If a person who is in possession of the property is liable to be proceeded against in an action, that would be sufficient to put him under an obligation to pay the debt for the purposes of section 25(3) of the Contract Act . The obligation therefore need not be personal but an obligation in the sense of action being maintainable against the person in respect of the property in his hands. The question would then arise as to whether the words “the person to be charged therewith” in section 25(3) must necessarily mean a person who is liable initially or would be wide enough to cover the case of a person who agrees for the payment of the debt due by another. It was held in Govinda Nair v. Achutan Nair1that it need not be limited to the person who was indebted from the beginning but it would also cover the case of a person who agrees to become liable for the payment of the debt.
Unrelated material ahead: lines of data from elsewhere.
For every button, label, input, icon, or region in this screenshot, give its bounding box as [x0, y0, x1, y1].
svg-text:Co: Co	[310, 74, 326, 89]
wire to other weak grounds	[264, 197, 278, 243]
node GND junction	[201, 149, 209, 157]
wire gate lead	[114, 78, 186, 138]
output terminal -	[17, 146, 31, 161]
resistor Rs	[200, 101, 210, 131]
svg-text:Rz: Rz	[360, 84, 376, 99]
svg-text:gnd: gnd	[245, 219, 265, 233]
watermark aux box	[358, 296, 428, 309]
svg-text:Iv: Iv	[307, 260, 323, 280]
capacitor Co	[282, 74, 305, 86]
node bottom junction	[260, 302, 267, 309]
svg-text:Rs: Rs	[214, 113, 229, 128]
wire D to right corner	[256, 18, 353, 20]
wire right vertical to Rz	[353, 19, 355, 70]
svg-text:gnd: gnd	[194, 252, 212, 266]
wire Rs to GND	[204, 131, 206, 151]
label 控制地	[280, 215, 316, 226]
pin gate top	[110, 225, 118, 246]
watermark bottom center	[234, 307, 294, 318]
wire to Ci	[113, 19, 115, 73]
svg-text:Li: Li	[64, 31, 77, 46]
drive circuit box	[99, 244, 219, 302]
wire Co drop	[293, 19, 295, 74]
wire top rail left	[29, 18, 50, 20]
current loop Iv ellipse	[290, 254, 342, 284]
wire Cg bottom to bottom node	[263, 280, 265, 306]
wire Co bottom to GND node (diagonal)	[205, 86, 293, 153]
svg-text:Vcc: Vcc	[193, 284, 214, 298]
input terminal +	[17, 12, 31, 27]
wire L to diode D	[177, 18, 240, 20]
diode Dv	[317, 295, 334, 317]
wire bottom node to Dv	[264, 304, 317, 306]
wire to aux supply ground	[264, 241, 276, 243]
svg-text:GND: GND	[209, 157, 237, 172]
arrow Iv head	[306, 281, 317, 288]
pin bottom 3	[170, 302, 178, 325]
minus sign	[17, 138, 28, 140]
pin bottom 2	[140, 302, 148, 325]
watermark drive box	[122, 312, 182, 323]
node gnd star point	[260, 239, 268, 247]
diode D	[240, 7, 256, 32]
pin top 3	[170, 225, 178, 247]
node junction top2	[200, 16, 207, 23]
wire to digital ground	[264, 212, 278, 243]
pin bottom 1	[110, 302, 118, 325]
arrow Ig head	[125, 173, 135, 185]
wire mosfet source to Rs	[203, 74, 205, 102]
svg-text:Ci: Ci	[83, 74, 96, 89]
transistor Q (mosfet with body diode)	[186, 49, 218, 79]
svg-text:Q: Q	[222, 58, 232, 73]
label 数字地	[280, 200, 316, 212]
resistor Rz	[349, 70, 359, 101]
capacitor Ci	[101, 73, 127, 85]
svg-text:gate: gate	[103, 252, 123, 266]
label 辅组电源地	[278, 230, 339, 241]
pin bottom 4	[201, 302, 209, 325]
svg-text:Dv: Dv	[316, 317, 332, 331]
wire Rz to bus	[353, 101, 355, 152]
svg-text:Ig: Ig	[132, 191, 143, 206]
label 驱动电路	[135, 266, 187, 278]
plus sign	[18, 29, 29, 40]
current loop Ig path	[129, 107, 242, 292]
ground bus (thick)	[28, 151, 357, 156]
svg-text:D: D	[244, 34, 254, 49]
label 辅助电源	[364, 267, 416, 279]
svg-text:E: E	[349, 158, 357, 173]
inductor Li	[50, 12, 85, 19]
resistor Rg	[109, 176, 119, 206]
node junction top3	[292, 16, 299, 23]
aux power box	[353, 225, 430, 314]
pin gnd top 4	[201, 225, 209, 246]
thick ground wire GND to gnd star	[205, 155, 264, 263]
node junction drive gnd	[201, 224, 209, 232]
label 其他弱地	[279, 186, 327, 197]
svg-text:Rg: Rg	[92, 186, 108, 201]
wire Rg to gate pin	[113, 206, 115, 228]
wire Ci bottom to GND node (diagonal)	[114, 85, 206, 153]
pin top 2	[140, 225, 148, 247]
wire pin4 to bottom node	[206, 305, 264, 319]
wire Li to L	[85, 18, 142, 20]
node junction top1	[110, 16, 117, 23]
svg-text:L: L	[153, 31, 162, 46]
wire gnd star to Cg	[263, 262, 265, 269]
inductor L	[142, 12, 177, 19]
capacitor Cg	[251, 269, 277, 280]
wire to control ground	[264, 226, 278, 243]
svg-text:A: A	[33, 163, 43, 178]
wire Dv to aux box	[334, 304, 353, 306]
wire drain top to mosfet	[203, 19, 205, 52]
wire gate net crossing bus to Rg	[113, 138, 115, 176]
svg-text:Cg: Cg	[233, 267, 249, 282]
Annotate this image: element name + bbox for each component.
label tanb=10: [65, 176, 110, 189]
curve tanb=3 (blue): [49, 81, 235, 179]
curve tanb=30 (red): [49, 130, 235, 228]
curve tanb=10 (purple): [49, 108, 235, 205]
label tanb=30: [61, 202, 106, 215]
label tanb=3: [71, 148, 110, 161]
The expression “the person charged therewith” must necessarily be given a wider meaning and in this case the person by reason of becoming the owner of the property is a person who has become liable to pay the debt on the mortgage becomes the person to be charged therewith. Therefore a “person charged therewith” in section 25(3) need not refer only to a person who was initially or originally liable but may refer also to third parties who have undertaken the liability, though not personally, but as in this case by reason of their owning the properties. Applying section 25(3) on the assumption that the suit mortgage Exhibit A-2 was in renewal of a barred debt. Exhibit A-1 it could be supported as a promise made in writing under section 25(3) and therefore enforceable. In either view the plaintiff must succeed. This Second Appeal is dismissed with costs. No leave. R.M. ----- Appeal dismissed.